Monday, June 30, 2008

Why Stories Work where Requirements Documents Fail

In a traditional development practice, a product manager writes a long document describing the software requirements. Hopefully the document is diagram heavy, clear and concise. The document is handed to analysts who break the requirements down to development tasks and a project manager develops a schedule and assigns resources to tasks.

In my experience, this rarely happens. In the real world, requirement documents are rarely complete and the software developers themselves are developing the architecture directly from the requirements document. Things look good for the first few weeks of the development cycle until the requirements change and the product manager updates the requirements document. Hopefully the product manager turned on 'track changes' so that the developers can see the differences. But even in this scenario, multiple changes over the course of a larger project are difficult to document and track properly. The result can be inconsistent requirements. In addition, the developer is probably getting tired sifting through the changes in this document and asks to have meetings to ask questions. The developer listens, writes a few notes and goes off developing. Maybe a detail is missed here and there or something is lost in the translation. Skip ahead a few weeks and the product manager is recording defects.

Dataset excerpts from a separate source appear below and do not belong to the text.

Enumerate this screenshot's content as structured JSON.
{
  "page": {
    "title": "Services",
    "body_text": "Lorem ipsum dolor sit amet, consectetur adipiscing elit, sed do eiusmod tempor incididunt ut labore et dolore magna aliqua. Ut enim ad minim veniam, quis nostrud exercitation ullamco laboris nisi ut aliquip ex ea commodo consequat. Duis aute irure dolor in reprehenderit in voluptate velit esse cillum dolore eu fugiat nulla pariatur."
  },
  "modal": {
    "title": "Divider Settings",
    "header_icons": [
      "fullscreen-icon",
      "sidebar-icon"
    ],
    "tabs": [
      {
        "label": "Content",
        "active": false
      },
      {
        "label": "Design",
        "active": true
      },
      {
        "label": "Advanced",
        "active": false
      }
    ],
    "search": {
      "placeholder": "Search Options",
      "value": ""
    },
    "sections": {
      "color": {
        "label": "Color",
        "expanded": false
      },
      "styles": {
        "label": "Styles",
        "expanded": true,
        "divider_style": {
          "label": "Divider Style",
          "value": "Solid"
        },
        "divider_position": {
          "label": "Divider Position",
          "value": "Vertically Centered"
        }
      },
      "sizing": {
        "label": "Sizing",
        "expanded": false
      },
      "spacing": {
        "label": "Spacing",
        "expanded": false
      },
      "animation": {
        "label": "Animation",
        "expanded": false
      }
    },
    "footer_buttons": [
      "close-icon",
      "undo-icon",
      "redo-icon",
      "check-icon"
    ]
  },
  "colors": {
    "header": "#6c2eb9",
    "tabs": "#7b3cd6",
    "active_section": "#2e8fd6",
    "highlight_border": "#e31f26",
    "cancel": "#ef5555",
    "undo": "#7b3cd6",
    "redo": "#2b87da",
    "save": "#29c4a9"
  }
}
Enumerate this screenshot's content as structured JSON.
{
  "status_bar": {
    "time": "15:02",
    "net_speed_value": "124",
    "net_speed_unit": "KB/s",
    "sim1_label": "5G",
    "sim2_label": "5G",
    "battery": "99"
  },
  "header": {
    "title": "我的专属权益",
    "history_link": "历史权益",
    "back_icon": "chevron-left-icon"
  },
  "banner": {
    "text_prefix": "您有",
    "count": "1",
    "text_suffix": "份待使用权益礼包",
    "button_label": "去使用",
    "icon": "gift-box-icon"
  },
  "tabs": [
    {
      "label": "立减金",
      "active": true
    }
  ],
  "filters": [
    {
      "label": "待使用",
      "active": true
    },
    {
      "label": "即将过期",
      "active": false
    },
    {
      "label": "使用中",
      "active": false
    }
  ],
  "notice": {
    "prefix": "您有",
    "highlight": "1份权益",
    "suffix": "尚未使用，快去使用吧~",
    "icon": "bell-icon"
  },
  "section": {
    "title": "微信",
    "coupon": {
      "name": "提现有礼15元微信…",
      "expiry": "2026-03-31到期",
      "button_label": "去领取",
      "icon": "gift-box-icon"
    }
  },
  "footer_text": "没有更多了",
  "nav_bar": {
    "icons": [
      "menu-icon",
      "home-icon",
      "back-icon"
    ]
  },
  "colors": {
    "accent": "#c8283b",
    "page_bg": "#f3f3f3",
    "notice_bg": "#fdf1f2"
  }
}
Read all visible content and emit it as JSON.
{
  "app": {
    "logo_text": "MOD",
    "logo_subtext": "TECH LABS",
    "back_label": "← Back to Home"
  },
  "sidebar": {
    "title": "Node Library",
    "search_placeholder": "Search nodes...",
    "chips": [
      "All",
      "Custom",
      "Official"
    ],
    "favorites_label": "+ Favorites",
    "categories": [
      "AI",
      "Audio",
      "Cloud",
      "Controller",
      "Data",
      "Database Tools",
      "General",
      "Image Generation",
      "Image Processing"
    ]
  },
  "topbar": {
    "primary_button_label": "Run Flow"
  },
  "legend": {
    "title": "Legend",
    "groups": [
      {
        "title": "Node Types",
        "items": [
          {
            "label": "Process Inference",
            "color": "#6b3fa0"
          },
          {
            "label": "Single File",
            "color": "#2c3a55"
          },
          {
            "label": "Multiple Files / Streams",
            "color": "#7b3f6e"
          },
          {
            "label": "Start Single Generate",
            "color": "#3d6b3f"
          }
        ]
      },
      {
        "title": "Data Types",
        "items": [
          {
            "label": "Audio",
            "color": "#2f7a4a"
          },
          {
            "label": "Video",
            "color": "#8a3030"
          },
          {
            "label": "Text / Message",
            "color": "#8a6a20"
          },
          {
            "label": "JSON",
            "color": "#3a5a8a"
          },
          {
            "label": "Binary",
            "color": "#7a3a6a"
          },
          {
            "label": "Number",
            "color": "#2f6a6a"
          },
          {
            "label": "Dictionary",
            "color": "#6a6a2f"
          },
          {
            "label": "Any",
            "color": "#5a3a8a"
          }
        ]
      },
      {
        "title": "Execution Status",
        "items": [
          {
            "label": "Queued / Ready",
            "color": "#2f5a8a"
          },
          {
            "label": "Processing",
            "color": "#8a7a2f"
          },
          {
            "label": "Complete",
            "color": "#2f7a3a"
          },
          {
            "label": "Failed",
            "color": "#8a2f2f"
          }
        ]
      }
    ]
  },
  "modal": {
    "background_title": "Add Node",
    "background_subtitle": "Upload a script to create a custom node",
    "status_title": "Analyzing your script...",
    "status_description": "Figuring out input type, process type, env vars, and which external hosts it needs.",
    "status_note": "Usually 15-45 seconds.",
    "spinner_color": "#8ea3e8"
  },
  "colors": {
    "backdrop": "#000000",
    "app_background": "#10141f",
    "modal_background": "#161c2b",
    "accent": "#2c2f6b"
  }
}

If only we could simplify. Maybe have the product manager and developer talking right from the beginning thinking through the designs and requirements together. After all, developers need to understand the business and lets face it, the technology isn't all too complicated today for product managers to talk tech with a developer. Maybe the requirements of a feature can be drafted together as a... a... short story. Yes, a story. Something everyone can read and understand. But lets make sure that some of the specific requirements are also written down in a clear concise way so there's no ambiguity on the deliverable. We should probably call these acceptance tests. Now that the developer understands the feature well, maybe she can even provide a time estimate. Hmm, the product manager says, that estimate is kind of high, can we simplify and do it cheaper? Sure she says, but only if we simplify these requirements. The product manager thinks about it and agrees. The developer then commits to this contract and does her best to complete it as specified. That's not too difficult because she understands the story and has all the details on the one page contract sitting in front of her as she develops the code. When the contract is done, she reviews the feature with the product manager along with all the acceptance tests.

The product manager and developer repeat this approach again and again. After the fifth iteration, the product manager thinks to himself, "Wow, this way of working together is really agile."

1 comment:

  1. Do you happen to have any real-world stories that have been written? I like the theory, but am having a hard time imagining the entire requirements doc as a story.

    I think it's a great idea and would love to see some real examples to get me going. Thanks!